The Birth of "Einfühlung" from the Spirit of Materialism: Necromantic Empathy in Nineteenth-Century German Aesthetics
Date and Time
Location
GERMAN STUDIES: NEW PERSPECTIVES
SPEAKER: Joseph Metz, University of Utah
The concept of “empathy” and German aesthetic theory share a complexly interwoven, if sometimes forgotten, history: the word Einfühlung, translated as the English neologism “empathy” in 1909, was coined by the German art theorist Robert Vischer in his 1873 dissertation On the Optical Sense of Form. Einfühlung—literally “feeling oneself into”—originally meant not intersubjective human fellow-feeling but the projection of human “life” into inanimate objects; it would soon form the core of the new discipline of psychological aesthetics (the experimental study of human sensory responses) and become arguably the dominant aesthetic theory of fin-de-siècle Germany.
In this talk, I unpack the figural network of Vischer’s inaugural treatise on Einfühlung and explore its emergence from the intersections of idealist thought and German neurophysiology. As I argue, Einfühlung cannot be thought apart from the nineteenth-century struggle between declining vitalism and the rise of materialist science, with its accompanying “death of nature,” as Carolyn Merchant called it. A close examination of Vischer’s text reveals not only a marked struggle to work through changing relationships to the object-world and to German theory’s post-Romantic legacy but also a conspicuous inventory of uncanny desires and anxieties surrounding the reanimation of the dead (including dead “form”), necromancy, and “demonic” possession—desires and anxieties that will come to haunt the understanding of interpersonal empathy as well. That is, we find below the rhetorical surface of Einfühlungstheorie or the theory of aesthetic empathy something like a “materialist unconscious”: what an age of scientific materialism simultaneously longs for and fears.
About the Speaker
Joseph Metz is Associate Professor of German and of Comparative Literary and Cultural Studies (CLCS) at the University of Utah, where he teaches graduate and undergraduate courses on aesthetics, literary and cultural theory, nineteenth- and twentieth-century German literature, and applied humanities. His articles on Adalbert Stifter, Kafka, Rilke, and David Mitchell have appeared in PMLA, the Deutsche Vierteljahrsschrift für Literaturwissenschaft und Geistesgeschichte, the Germanic Review, and Critique: Studies in Contemporary Fiction, among others.
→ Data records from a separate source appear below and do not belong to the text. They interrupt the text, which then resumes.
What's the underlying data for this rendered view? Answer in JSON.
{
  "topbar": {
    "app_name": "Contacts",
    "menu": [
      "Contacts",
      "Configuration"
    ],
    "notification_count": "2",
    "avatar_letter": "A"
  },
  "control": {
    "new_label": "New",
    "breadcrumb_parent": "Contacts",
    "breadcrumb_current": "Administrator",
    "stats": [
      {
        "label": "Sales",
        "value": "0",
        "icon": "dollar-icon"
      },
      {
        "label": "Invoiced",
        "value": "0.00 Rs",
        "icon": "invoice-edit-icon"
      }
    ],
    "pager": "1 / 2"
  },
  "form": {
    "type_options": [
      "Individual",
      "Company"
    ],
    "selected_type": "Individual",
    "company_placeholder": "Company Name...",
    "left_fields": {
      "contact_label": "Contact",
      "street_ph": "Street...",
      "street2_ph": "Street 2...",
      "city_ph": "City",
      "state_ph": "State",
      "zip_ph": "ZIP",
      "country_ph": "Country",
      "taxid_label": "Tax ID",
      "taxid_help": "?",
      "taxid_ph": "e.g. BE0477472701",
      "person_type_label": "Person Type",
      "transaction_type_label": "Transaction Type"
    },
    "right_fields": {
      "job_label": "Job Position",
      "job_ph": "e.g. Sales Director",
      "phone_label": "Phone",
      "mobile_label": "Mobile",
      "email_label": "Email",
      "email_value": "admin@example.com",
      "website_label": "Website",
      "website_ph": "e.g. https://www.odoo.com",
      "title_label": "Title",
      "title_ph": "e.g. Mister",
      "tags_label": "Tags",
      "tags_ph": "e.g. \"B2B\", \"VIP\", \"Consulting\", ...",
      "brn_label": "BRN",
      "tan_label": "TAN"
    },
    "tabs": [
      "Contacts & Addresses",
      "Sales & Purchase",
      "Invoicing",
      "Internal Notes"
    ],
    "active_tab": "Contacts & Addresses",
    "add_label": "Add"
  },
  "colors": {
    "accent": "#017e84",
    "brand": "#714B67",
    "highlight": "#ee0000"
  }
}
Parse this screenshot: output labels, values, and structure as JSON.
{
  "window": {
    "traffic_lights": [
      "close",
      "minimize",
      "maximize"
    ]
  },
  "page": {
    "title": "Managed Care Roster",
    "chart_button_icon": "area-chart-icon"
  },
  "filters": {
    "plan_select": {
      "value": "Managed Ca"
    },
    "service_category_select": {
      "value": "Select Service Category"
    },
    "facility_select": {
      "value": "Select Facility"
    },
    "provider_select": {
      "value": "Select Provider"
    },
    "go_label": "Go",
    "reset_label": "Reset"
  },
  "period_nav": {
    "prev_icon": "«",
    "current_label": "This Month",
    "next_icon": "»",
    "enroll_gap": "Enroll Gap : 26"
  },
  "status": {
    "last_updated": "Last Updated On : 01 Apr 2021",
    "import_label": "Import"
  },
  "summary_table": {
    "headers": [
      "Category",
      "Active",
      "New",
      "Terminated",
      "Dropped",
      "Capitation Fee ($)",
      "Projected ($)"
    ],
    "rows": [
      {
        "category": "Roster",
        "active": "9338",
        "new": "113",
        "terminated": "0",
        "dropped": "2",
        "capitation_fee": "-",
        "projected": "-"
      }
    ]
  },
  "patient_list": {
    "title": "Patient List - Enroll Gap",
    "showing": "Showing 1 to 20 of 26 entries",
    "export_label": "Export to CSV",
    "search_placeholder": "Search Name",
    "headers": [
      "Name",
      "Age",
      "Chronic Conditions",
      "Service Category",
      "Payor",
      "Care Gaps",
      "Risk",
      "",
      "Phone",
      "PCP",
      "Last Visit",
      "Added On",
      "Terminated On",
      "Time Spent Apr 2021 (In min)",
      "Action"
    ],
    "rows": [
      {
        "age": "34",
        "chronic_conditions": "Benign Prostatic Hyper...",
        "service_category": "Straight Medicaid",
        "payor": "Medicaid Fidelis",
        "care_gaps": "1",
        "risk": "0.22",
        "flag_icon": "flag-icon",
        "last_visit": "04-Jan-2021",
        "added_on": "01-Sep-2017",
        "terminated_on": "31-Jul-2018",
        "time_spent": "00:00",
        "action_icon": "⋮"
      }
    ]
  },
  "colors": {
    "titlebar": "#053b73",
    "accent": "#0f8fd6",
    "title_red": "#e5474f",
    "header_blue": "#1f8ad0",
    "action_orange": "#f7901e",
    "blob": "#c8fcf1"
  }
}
He is the author most recently of The Feeling of the Form: Empathy and Aesthetics from Büchner to Rilke (Cornell UP, 2025), a cultural “para-history” of the uncanny exchanges between aesthetic empathy (Einfühlung) and interpersonal empathy as well as their relation to such present-day concerns as affect theory, “other minds,” artificial intelligence, and object-oriented ontology.